MP 17: Poster (permanent Di-Do)

MP 17.3: Poster

Dienstag, 17. März 2015, 09:30–18:00, HFT-FT 101

Multiple-scale expansions for the Boltzmann equation — •Olga Chekmareva¹ and Igor Chekmarev² — ¹Aachen, Germany — ²Aachen, Germany

The nondimensional Boltzmann equation is considered for small Knudsen number. The aim is to represent the solution by the first term of the asymptotic expansion that provides a good approximation for all times of interest. In this case each term in expansion must be a small correction to the preceding terms over long time interval. Thus, it is necessary not only to define the first approximations but examine the higher terms and eliminate the sources of singularities at each step of asymptotic procedure.
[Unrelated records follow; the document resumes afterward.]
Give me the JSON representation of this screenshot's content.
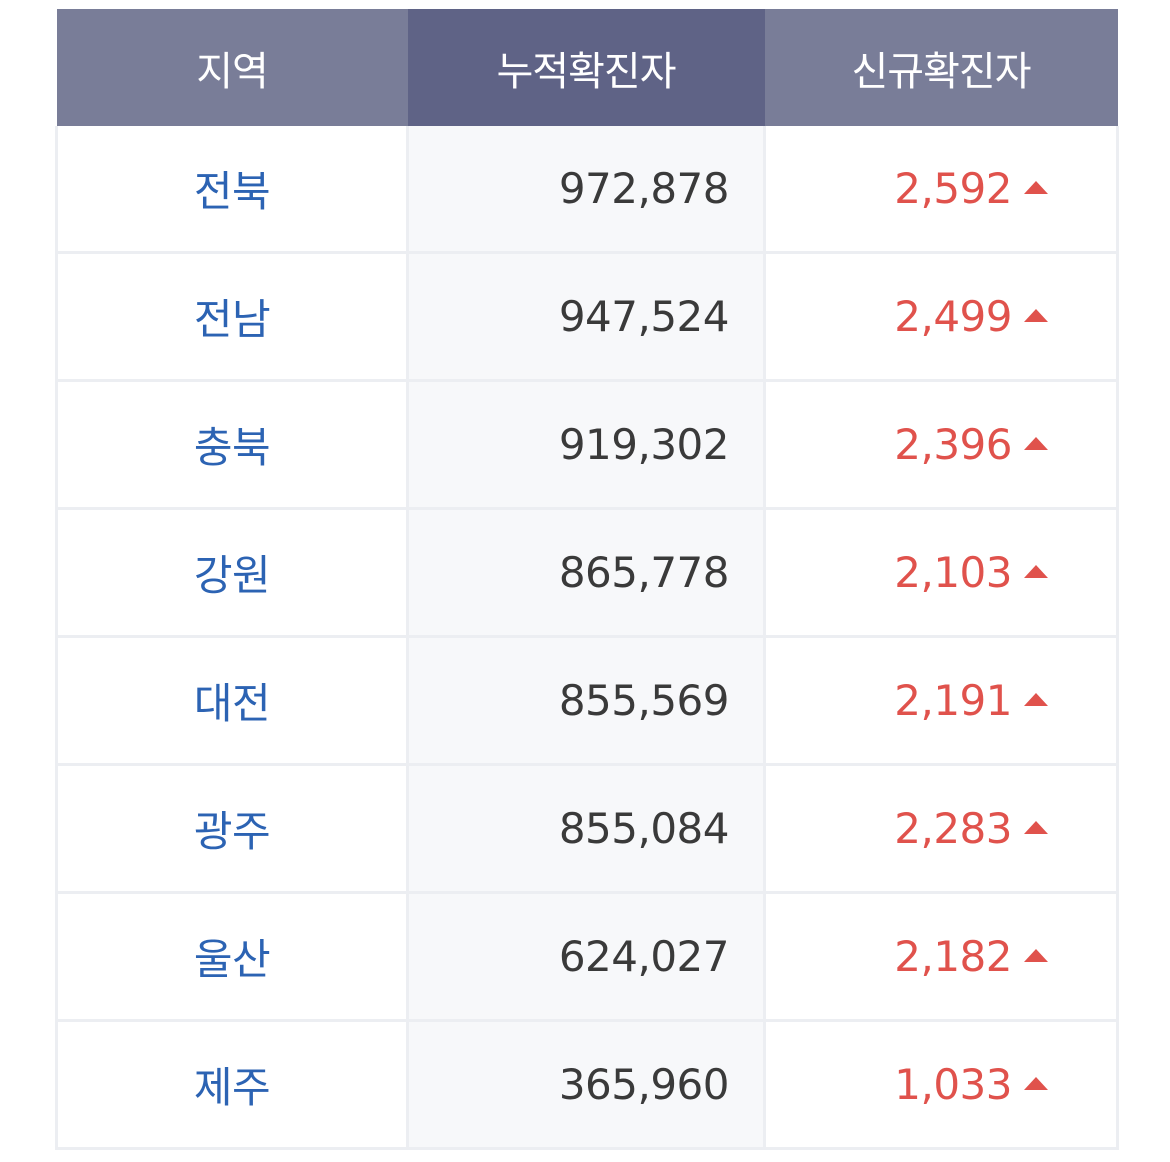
{
  "header": {
    "region": "지역",
    "total_cases": "누적확진자",
    "new_cases": "신규확진자"
  },
  "colors": {
    "header_bg": "#797d98",
    "header_bg_active": "#5f6386",
    "region_text": "#2c63b3",
    "increase_text": "#e0524c"
  },
  "icons": {
    "increase": "triangle-up-icon"
  },
  "rows": [
    {
      "region": "전북",
      "total": "972,878",
      "new": "2,592"
    },
    {
      "region": "전남",
      "total": "947,524",
      "new": "2,499"
    },
    {
      "region": "충북",
      "total": "919,302",
      "new": "2,396"
    },
    {
      "region": "강원",
      "total": "865,778",
      "new": "2,103"
    },
    {
      "region": "대전",
      "total": "855,569",
      "new": "2,191"
    },
    {
      "region": "광주",
      "total": "855,084",
      "new": "2,283"
    },
    {
      "region": "울산",
      "total": "624,027",
      "new": "2,182"
    },
    {
      "region": "제주",
      "total": "365,960",
      "new": "1,033"
    }
  ]
}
To attain results we use the multiple-scale technique. Such approach applied to the Boltzmann equation in the limit of small Knudsen reduces to the regular gas-dynamic-type relations for the leading terms and determines the limits of their application. In particular, those equations define the damping and the dispersion of the sound wave. From other hand, the Navier-Stokes equations in the rare gas case contain itself a small parameter and can lead to singular solutions. It is shown the asymptotic equivalence of the Boltzmann equation and the Navier-Stokes system within the framework of the used models.